Leaves are the place where the tree processes sugars in a process known as photosynthesis. Using light as a catalyst, water from the roots and carbon dioxide absorbed from the air, leaves produce sugars within the mesophyll cells. These sugars take the form of glucose (carbohydrates) which in turn provides growth energy to the plant.
Across the surface of a leaf (the Cuticle) are small pores called stomata which during daylight hours absorb the carbon dioxide necessary for the process of photosynthesis. At night, when light levels drop, the process of photosynthesis ceases and the stomata expel excess oxygen and other gaseous by-products.
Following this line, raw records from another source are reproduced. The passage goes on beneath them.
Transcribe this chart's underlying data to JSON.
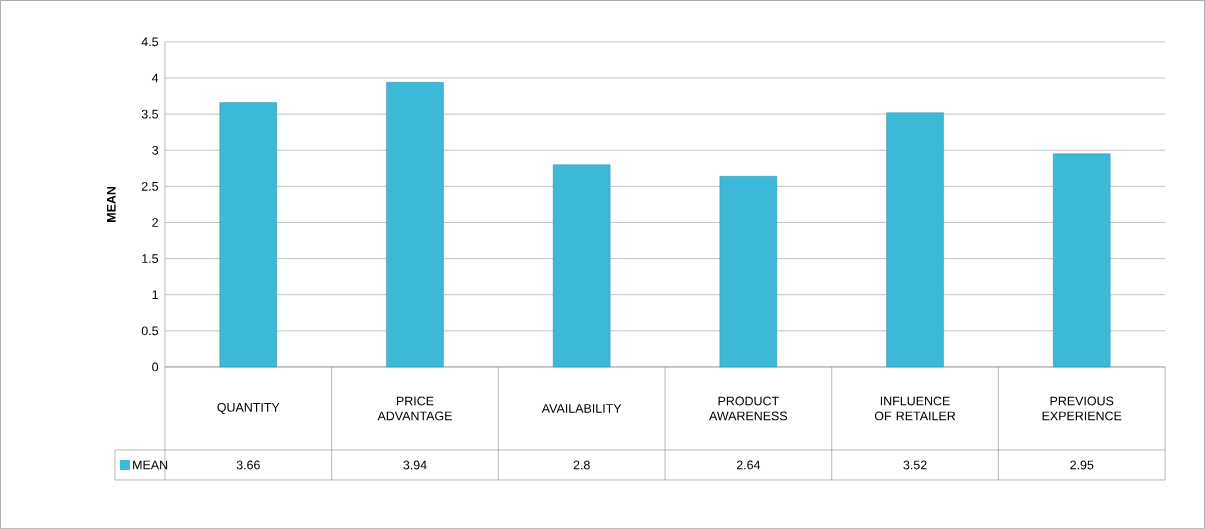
{
  "chart_data": {
    "type": "bar",
    "ylabel": "MEAN",
    "categories": [
      "QUANTITY",
      "PRICE ADVANTAGE",
      "AVAILABILITY",
      "PRODUCT AWARENESS",
      "INFLUENCE OF RETAILER",
      "PREVIOUS EXPERIENCE"
    ],
    "series": [
      {
        "name": "MEAN",
        "color": "#3cb9d9",
        "values": [
          3.66,
          3.94,
          2.8,
          2.64,
          3.52,
          2.95
        ]
      }
    ],
    "ylim": [
      0,
      4.5
    ],
    "yticks": [
      0,
      0.5,
      1,
      1.5,
      2,
      2.5,
      3,
      3.5,
      4,
      4.5
    ],
    "grid": "y",
    "legend": "bottom left",
    "data_labels": true
  }
}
During the day, carbohydrates produced by the process of photosynthesis are temporarily stored within the leaves themselves, but, at night, they are translocated via the phloem layer of the trunk and branches to areas of the tree where they are required for growth.

A second function of leaves is to allow water to evaporate through their surface in order to keep a constant flow of water throughout the whole tree. This flow of water allows the distribution of nutrients gathered from the soil by the root system throughout the entire tree.

Tree species have evolved a range of foliage types to allow them to cope with differing moisture and temperature levels throughout the world. Some species, such as pines and spruces have a waxy coating to help conserve moisture during the winter when their roots are frozen and unable to replace lost moisture within the tree. This coating also prevents snow and ice adhering to the upper leaf surface, blocking the stomata and effectively suffocating the tree.

Other trees such as Eucalyptus and many coniferous species have developed coatings and leaf shapes that prevent too much transpiration of water in hot, dry weather. Other species have fine hairs which reduce the effect of drying winds by reducing airflow over the leaf-surface.

Species such as Japanese Maples, have a native habitat that is naturally sheltered from the sun and wind and have developed only very thin skin or cuticle. This means that in less favourable conditions they are liable to sun and wind scorch.

Nearly all plants possess the characteristic of absorbing water and minerals through the leaf surface. Conifers usually have a greater capacity to absorb water than broad-leaved trees. Even though the amount of water absorbed by leaves is not sufficient for growth, it can still maintain a minimal life mechanism in the plant. In the case of root decay, transplanting, or serious root damage in a conifer, water sprayed onto the foliage will supply the conifer with water for absorption. In the case of broad-leaved trees that are still in leaf, spraying water helps prevent the evaporation of moisture from the leaf-surface.